O projeto começou a ser implantado em 2008 e, desde então, o número de comunidades interessadas em aderir a proposta só cresce. Em Londrina, por exemplo, são 10 bairros na fila aguardando a operacionalização da metodologia.
Pioneira no município, a Vila Recreio já executa ações em parceria com órgãos públicos e empresários. A reforma da praça no bairro envolveu moradores, estudantes de arquitetura da Universidade Estadual de Londrina (UEL), além da prefeitura. A execução da obra está programada para começar em 2010. Além de um curso de culinária direcionado para senhoras que foi realizado em parceria com uma empresa do bairro, a comunidade busca recursos para transformar um antigo módulo policial em uma biblioteca.
Em Maringá, os moradores do Ney Braga promoveram palestras sobre cidadania para mais de 400 alunos nas escolas do bairro e, entre outras ações, a população local conseguiu melhorias na segurança e na iluminação pública.
Em Ponta Grossa os primeiros passos rumo ao futuro desejado pelas comunidades das Vilas Santana e Barreto mostraram que as prioridades nem sempre envolvem questões de infraestrutura. A preocupação dos moradores foi ocupar o tempo livre das crianças e adolescentes com atividades educacionais e esportivas. Os projetos envolvem aulas gratuitas de Taekwondo, uma fanfarra e escolinhas de futebol. “Se nós não fizermos, o futuro que vai chegar não vai ser aquele que nós queremos. Mais importante que os recursos financeiros são os recursos sociais. É o nosso capital social. É a capacidade que nós temos de nos entender, liderar um tipo de ação positiva a partir da cooperação de todos nós. Esse é o combustível principal do desenvolvimento local, aonde a comunidade coopera há desenvolvimento, aonde ela não coopera, não há”, afirma o professor, analista político e consultor da Rede, Augusto de Franco.
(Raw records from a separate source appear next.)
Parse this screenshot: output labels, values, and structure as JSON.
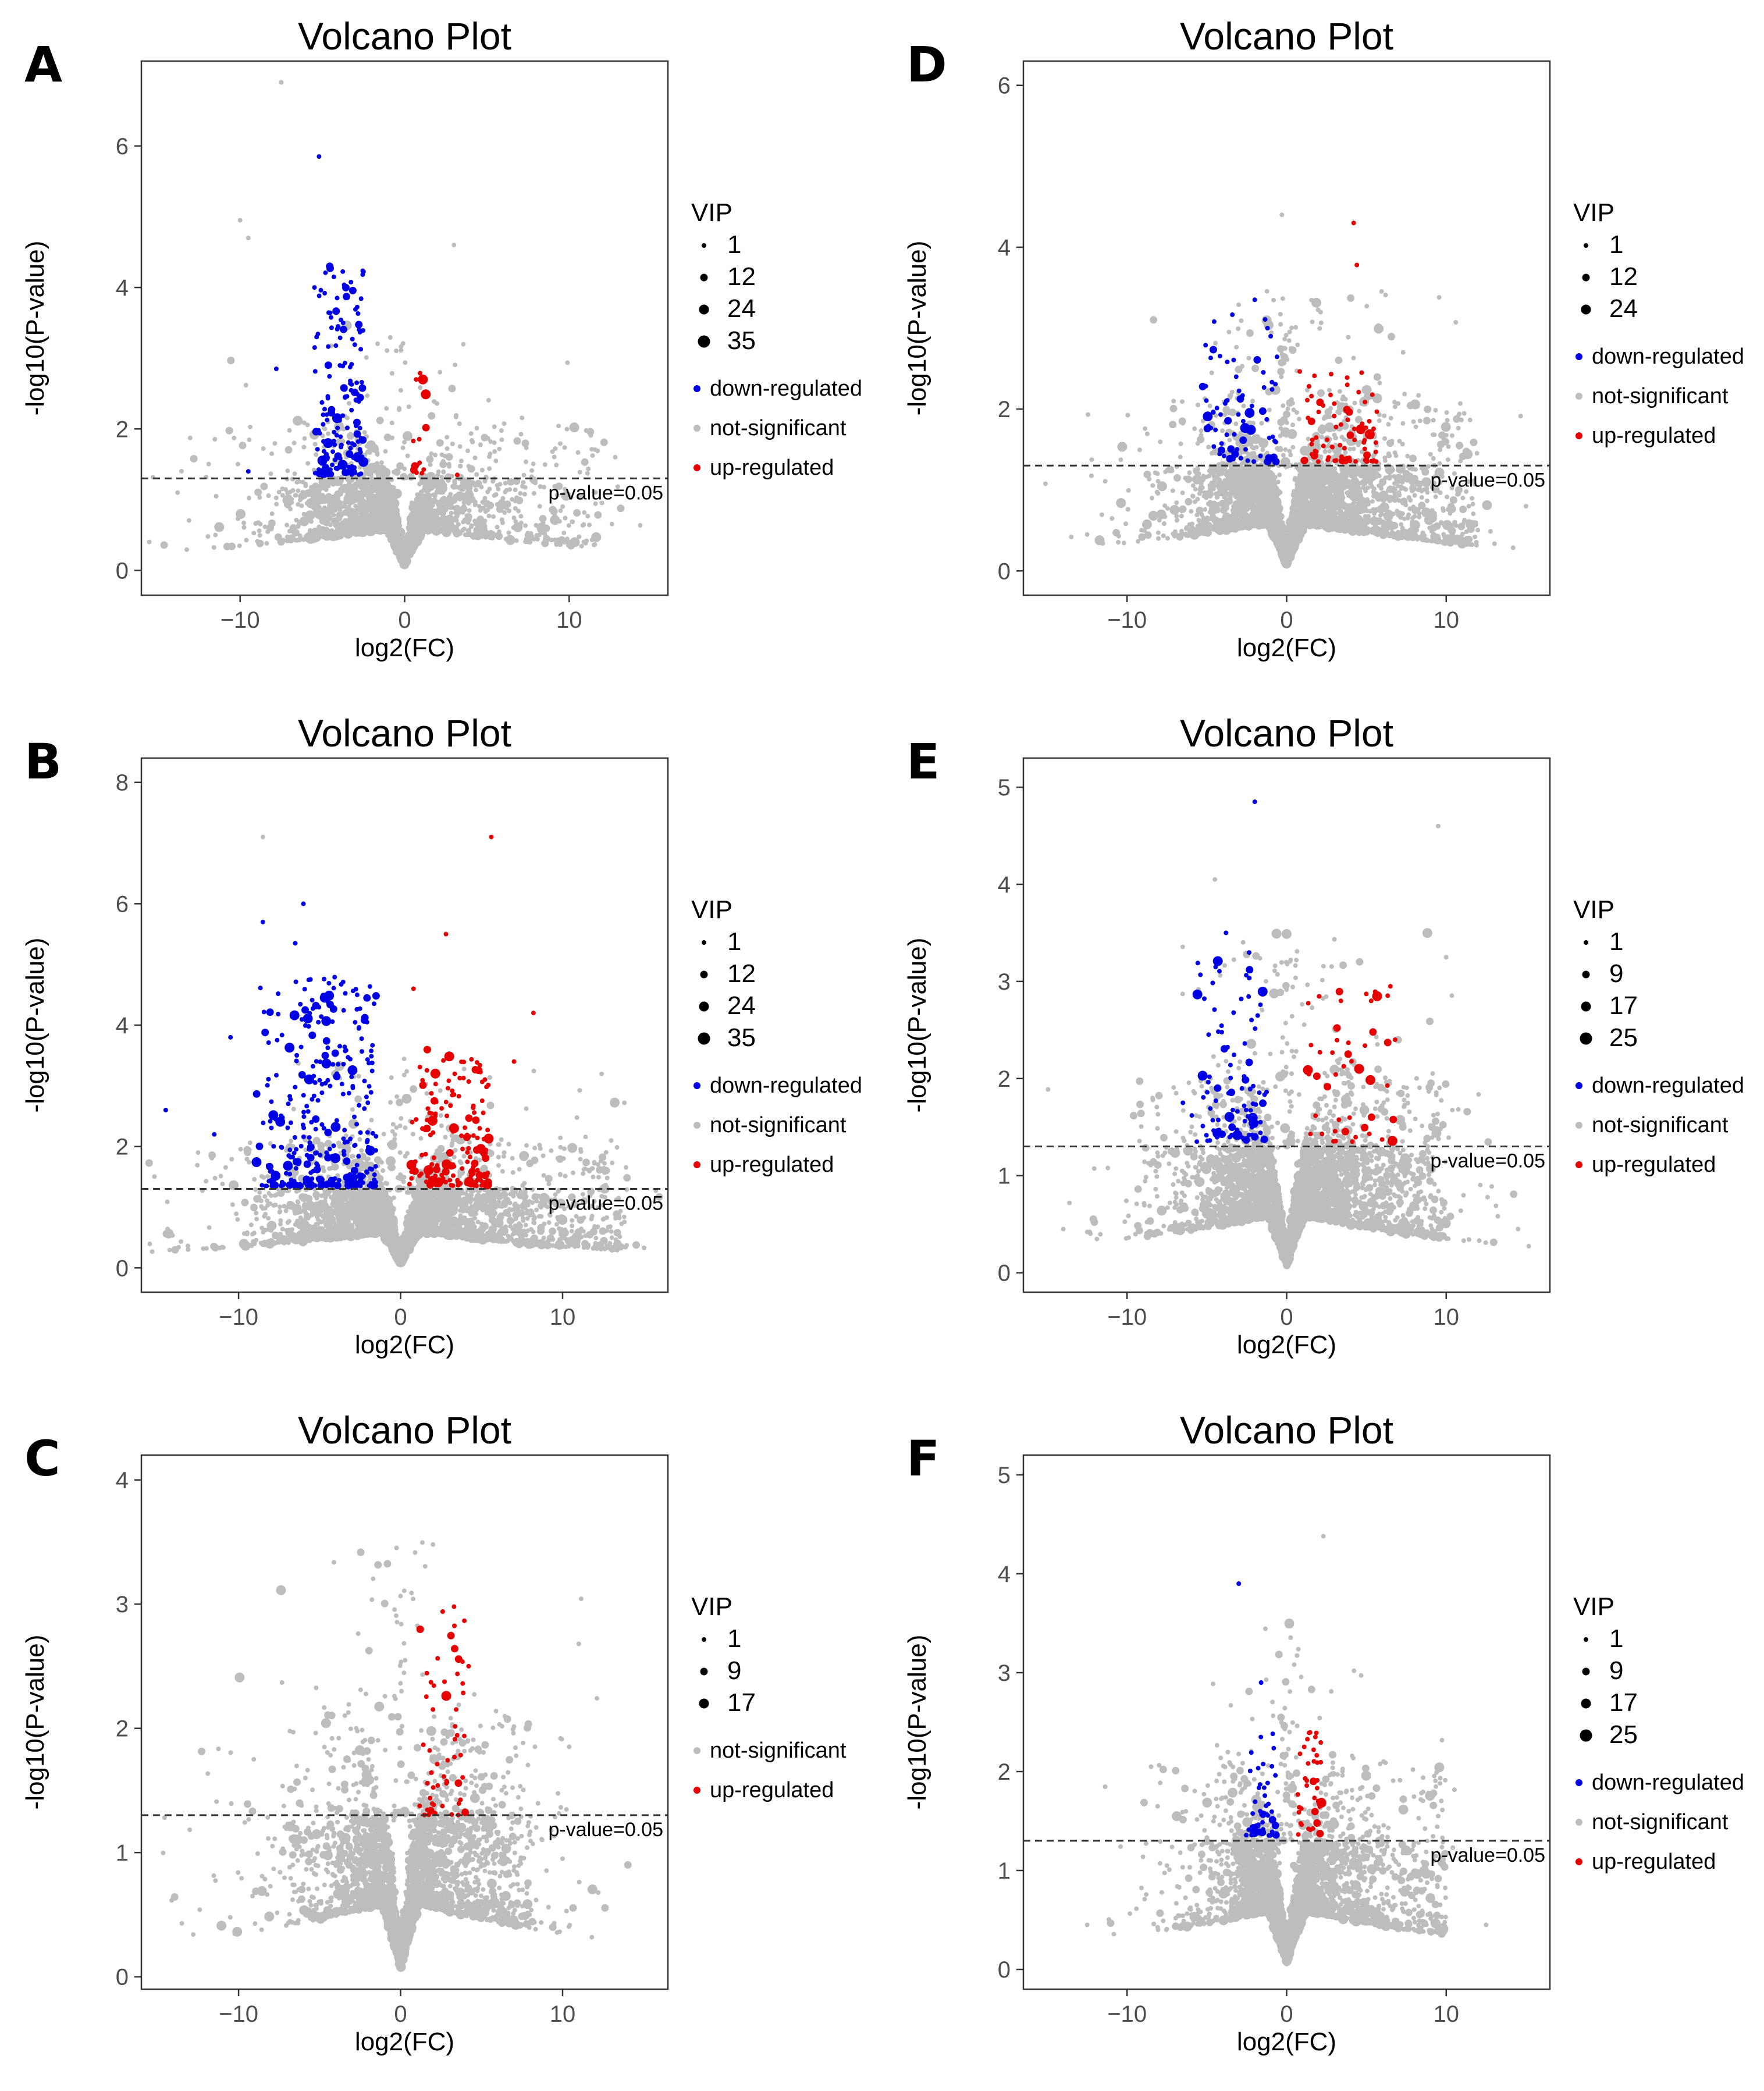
{
  "colors": {
    "down": "#0000e5",
    "not": "#bdbdbd",
    "up": "#e60000",
    "frame": "#333333",
    "tick": "#4d4d4d"
  },
  "chart_data": [
    {
      "letter": "A",
      "type": "scatter",
      "title": "Volcano Plot",
      "xlabel": "log2(FC)",
      "ylabel": "-log10(P-value)",
      "xlim": [
        -16,
        16
      ],
      "ylim": [
        -0.35,
        7.2
      ],
      "xticks": [
        -10,
        0,
        10
      ],
      "yticks": [
        0,
        2,
        4,
        6
      ],
      "threshold": {
        "y": 1.30103,
        "label": "p-value=0.05"
      },
      "legend": {
        "size_title": "VIP",
        "sizes": [
          "1",
          "12",
          "24",
          "35"
        ],
        "groups": [
          {
            "key": "down",
            "label": "down-regulated"
          },
          {
            "key": "not",
            "label": "not-significant"
          },
          {
            "key": "up",
            "label": "up-regulated"
          }
        ]
      },
      "sim": {
        "seed": 11,
        "n_bg": 2600,
        "x_spread": 4.5,
        "left_weight": 1.6,
        "right_weight": 1.0,
        "right_tail": 12,
        "down_n": 170,
        "down_x": [
          -5.5,
          -2.5
        ],
        "down_y": [
          1.35,
          4.3
        ],
        "up_n": 14,
        "up_x": [
          0.5,
          1.3
        ],
        "up_y": [
          1.35,
          2.8
        ],
        "outliers_down": [
          [
            -5.2,
            5.85
          ],
          [
            -4.6,
            4.3
          ],
          [
            -4.3,
            4.15
          ],
          [
            -7.8,
            2.85
          ],
          [
            -9.5,
            1.4
          ]
        ],
        "outliers_up": [
          [
            0.7,
            2.7
          ],
          [
            0.9,
            2.7
          ],
          [
            3.2,
            1.35
          ]
        ],
        "outliers_not": [
          [
            -7.5,
            6.9
          ],
          [
            -10,
            4.95
          ],
          [
            -9.5,
            4.7
          ],
          [
            3,
            4.6
          ],
          [
            12.8,
            1.6
          ],
          [
            -13.8,
            1.1
          ],
          [
            -11.5,
            0.5
          ]
        ]
      }
    },
    {
      "letter": "B",
      "type": "scatter",
      "title": "Volcano Plot",
      "xlabel": "log2(FC)",
      "ylabel": "-log10(P-value)",
      "xlim": [
        -16,
        16.5
      ],
      "ylim": [
        -0.4,
        8.4
      ],
      "xticks": [
        -10,
        0,
        10
      ],
      "yticks": [
        0,
        2,
        4,
        6,
        8
      ],
      "threshold": {
        "y": 1.30103,
        "label": "p-value=0.05"
      },
      "legend": {
        "size_title": "VIP",
        "sizes": [
          "1",
          "12",
          "24",
          "35"
        ],
        "groups": [
          {
            "key": "down",
            "label": "down-regulated"
          },
          {
            "key": "not",
            "label": "not-significant"
          },
          {
            "key": "up",
            "label": "up-regulated"
          }
        ]
      },
      "sim": {
        "seed": 23,
        "n_bg": 3600,
        "x_spread": 5.0,
        "left_weight": 1.3,
        "right_weight": 1.3,
        "right_tail": 14,
        "down_n": 320,
        "down_x": [
          -9,
          -1.5
        ],
        "down_y": [
          1.35,
          4.8
        ],
        "up_n": 170,
        "up_x": [
          0.5,
          5.5
        ],
        "up_y": [
          1.35,
          3.6
        ],
        "outliers_down": [
          [
            -14.5,
            2.6
          ],
          [
            -8.5,
            5.7
          ],
          [
            -6,
            6.0
          ],
          [
            -6.5,
            5.35
          ],
          [
            -10.5,
            3.8
          ],
          [
            -11.5,
            2.2
          ]
        ],
        "outliers_up": [
          [
            5.6,
            7.1
          ],
          [
            2.8,
            5.5
          ],
          [
            8.2,
            4.2
          ],
          [
            0.8,
            4.6
          ],
          [
            7,
            3.4
          ]
        ],
        "outliers_not": [
          [
            -8.5,
            7.1
          ],
          [
            -12.5,
            1.9
          ],
          [
            13,
            2.1
          ],
          [
            13,
            0.6
          ],
          [
            12.5,
            0.8
          ]
        ]
      }
    },
    {
      "letter": "C",
      "type": "scatter",
      "title": "Volcano Plot",
      "xlabel": "log2(FC)",
      "ylabel": "-log10(P-value)",
      "xlim": [
        -16,
        16.5
      ],
      "ylim": [
        -0.1,
        4.2
      ],
      "xticks": [
        -10,
        0,
        10
      ],
      "yticks": [
        0,
        1,
        2,
        3,
        4
      ],
      "threshold": {
        "y": 1.30103,
        "label": "p-value=0.05"
      },
      "legend": {
        "size_title": "VIP",
        "sizes": [
          "1",
          "9",
          "17"
        ],
        "groups": [
          {
            "key": "not",
            "label": "not-significant"
          },
          {
            "key": "up",
            "label": "up-regulated"
          }
        ]
      },
      "sim": {
        "seed": 37,
        "n_bg": 3200,
        "x_spread": 4.0,
        "left_weight": 1.0,
        "right_weight": 1.2,
        "right_tail": 8,
        "down_n": 0,
        "down_x": [
          0,
          0
        ],
        "down_y": [
          0,
          0
        ],
        "up_n": 55,
        "up_x": [
          1.0,
          4.0
        ],
        "up_y": [
          1.3,
          2.95
        ],
        "outliers_down": [],
        "outliers_up": [
          [
            3.3,
            2.98
          ],
          [
            2.6,
            2.94
          ],
          [
            4.2,
            2.5
          ],
          [
            3.7,
            2.55
          ]
        ],
        "outliers_not": [
          [
            2,
            3.48
          ],
          [
            11,
            2.68
          ],
          [
            -13.5,
            0.43
          ],
          [
            10,
            0.95
          ],
          [
            12,
            0.7
          ]
        ]
      }
    },
    {
      "letter": "D",
      "type": "scatter",
      "title": "Volcano Plot",
      "xlabel": "log2(FC)",
      "ylabel": "-log10(P-value)",
      "xlim": [
        -16.5,
        16.5
      ],
      "ylim": [
        -0.3,
        6.3
      ],
      "xticks": [
        -10,
        0,
        10
      ],
      "yticks": [
        0,
        2,
        4,
        6
      ],
      "threshold": {
        "y": 1.30103,
        "label": "p-value=0.05"
      },
      "legend": {
        "size_title": "VIP",
        "sizes": [
          "1",
          "12",
          "24"
        ],
        "groups": [
          {
            "key": "down",
            "label": "down-regulated"
          },
          {
            "key": "not",
            "label": "not-significant"
          },
          {
            "key": "up",
            "label": "up-regulated"
          }
        ]
      },
      "sim": {
        "seed": 51,
        "n_bg": 4200,
        "x_spread": 4.0,
        "left_weight": 1.0,
        "right_weight": 1.2,
        "right_tail": 12,
        "down_n": 75,
        "down_x": [
          -5.5,
          -0.5
        ],
        "down_y": [
          1.35,
          3.2
        ],
        "up_n": 80,
        "up_x": [
          0.7,
          5.8
        ],
        "up_y": [
          1.35,
          2.5
        ],
        "outliers_down": [
          [
            -1.2,
            3.0
          ],
          [
            -1.0,
            2.9
          ],
          [
            -2,
            3.35
          ]
        ],
        "outliers_up": [
          [
            4.2,
            4.3
          ],
          [
            4.4,
            3.78
          ],
          [
            3.8,
            2.3
          ],
          [
            4.7,
            2.45
          ]
        ],
        "outliers_not": [
          [
            -0.3,
            4.4
          ],
          [
            7.3,
            2.7
          ],
          [
            -12.5,
            0.45
          ],
          [
            -13.5,
            0.42
          ],
          [
            15,
            0.8
          ]
        ]
      }
    },
    {
      "letter": "E",
      "type": "scatter",
      "title": "Volcano Plot",
      "xlabel": "log2(FC)",
      "ylabel": "-log10(P-value)",
      "xlim": [
        -16.5,
        16.5
      ],
      "ylim": [
        -0.2,
        5.3
      ],
      "xticks": [
        -10,
        0,
        10
      ],
      "yticks": [
        0,
        1,
        2,
        3,
        4,
        5
      ],
      "threshold": {
        "y": 1.30103,
        "label": "p-value=0.05"
      },
      "legend": {
        "size_title": "VIP",
        "sizes": [
          "1",
          "9",
          "17",
          "25"
        ],
        "groups": [
          {
            "key": "down",
            "label": "down-regulated"
          },
          {
            "key": "not",
            "label": "not-significant"
          },
          {
            "key": "up",
            "label": "up-regulated"
          }
        ]
      },
      "sim": {
        "seed": 67,
        "n_bg": 3800,
        "x_spread": 4.2,
        "left_weight": 1.0,
        "right_weight": 1.1,
        "right_tail": 10,
        "down_n": 95,
        "down_x": [
          -6.0,
          -1.2
        ],
        "down_y": [
          1.35,
          3.3
        ],
        "up_n": 45,
        "up_x": [
          1.2,
          6.8
        ],
        "up_y": [
          1.35,
          2.9
        ],
        "outliers_down": [
          [
            -2.0,
            4.85
          ],
          [
            -3.8,
            3.5
          ],
          [
            -6.5,
            1.75
          ]
        ],
        "outliers_up": [
          [
            6.5,
            2.95
          ],
          [
            3.4,
            2.8
          ],
          [
            5.3,
            2.8
          ],
          [
            6.8,
            2.4
          ]
        ],
        "outliers_not": [
          [
            -4.5,
            4.05
          ],
          [
            9.5,
            4.6
          ],
          [
            10,
            3.25
          ],
          [
            -14,
            0.45
          ],
          [
            -12.5,
            0.42
          ],
          [
            14.5,
            0.45
          ]
        ]
      }
    },
    {
      "letter": "F",
      "type": "scatter",
      "title": "Volcano Plot",
      "xlabel": "log2(FC)",
      "ylabel": "-log10(P-value)",
      "xlim": [
        -16.5,
        16.5
      ],
      "ylim": [
        -0.2,
        5.2
      ],
      "xticks": [
        -10,
        0,
        10
      ],
      "yticks": [
        0,
        1,
        2,
        3,
        4,
        5
      ],
      "threshold": {
        "y": 1.30103,
        "label": "p-value=0.05"
      },
      "legend": {
        "size_title": "VIP",
        "sizes": [
          "1",
          "9",
          "17",
          "25"
        ],
        "groups": [
          {
            "key": "down",
            "label": "down-regulated"
          },
          {
            "key": "not",
            "label": "not-significant"
          },
          {
            "key": "up",
            "label": "up-regulated"
          }
        ]
      },
      "sim": {
        "seed": 83,
        "n_bg": 3400,
        "x_spread": 3.2,
        "left_weight": 1.0,
        "right_weight": 1.1,
        "right_tail": 10,
        "down_n": 45,
        "down_x": [
          -3.0,
          -0.6
        ],
        "down_y": [
          1.35,
          2.4
        ],
        "up_n": 35,
        "up_x": [
          0.6,
          2.2
        ],
        "up_y": [
          1.35,
          2.4
        ],
        "outliers_down": [
          [
            -3.0,
            3.9
          ],
          [
            -1.6,
            2.9
          ]
        ],
        "outliers_up": [
          [
            1.8,
            2.35
          ],
          [
            1.1,
            2.25
          ]
        ],
        "outliers_not": [
          [
            2.3,
            4.38
          ],
          [
            -8.5,
            2.05
          ],
          [
            -7.5,
            1.05
          ],
          [
            9.5,
            1.55
          ],
          [
            -12.5,
            0.45
          ],
          [
            12.5,
            0.45
          ]
        ]
      }
    }
  ]
}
O projeto consiste na construção de uma agenda positiva de ações que contemple a localidade por meio da articulação dos moradores com empresários, entidades e poder público. Nos primeiros meses a comunidade interna é quem participa ativamente implementando a metodologia. Sonhar com um lugar melhor para se viver, numa perspectiva para 10 anos, e identificar os ativos e as necessidades do local são algumas das etapas executadas no projeto. “O desenvolvimento é sempre um crescimento de habilidades permanentes. O verdadeiro desenvolvimento humano, social, sustentável, é uma coisa que vem de nós. Não é o dinheiro que gera desenvolvimento, é o desenvolvimento que gera dinheiro”, destaca Franco.
De acordo o presidente da Fiep, Rodrigo da Rocha Loures, a ideia é expandir a proposta para mais bairros de Curitiba e Região Metropolitana (Atualmente duas comunidades trabalham com a metodologia: São Braz e Jardim Santos Andrade). Para isso, 30 agentes de desenvolvimento estão sendo capacitados. Para Rocha Loures, este processo que envolve os tripés da sociedade, liderado pela comunidade, mostra que uma nova política é possível. “Uma política pública e resgatando o verdadeiro sentido da palavra. Política vem de polis – assuntos das cidades. O conceito foi desvirtuado e passou a servir de grupos de interesses, setores, quando não a projetos pessoais. E o resgate se dá através da interação, da mobilização, da participação, dar nosso lado de cidadão. Todos nós temos esse lado social e uma forma de exercitar isso em sua plenitude é participando de movimentos de desenvolvimento local”.
No Estado, o Projeto Político de Desenvolvimento das Cidades do Paraná já foi implantado ou se encontra em fase de implantação nos municípios de Curitiba, Ponta Grossa, Maringá, Londrina, Guarapuava, Reserva do Iguaçu, Pinhão, Paranavaí, Campo Mourão, Cascavel, Toledo e Marechal Cândido Rondon. O processo impacta cerca de 200 mil pessoas.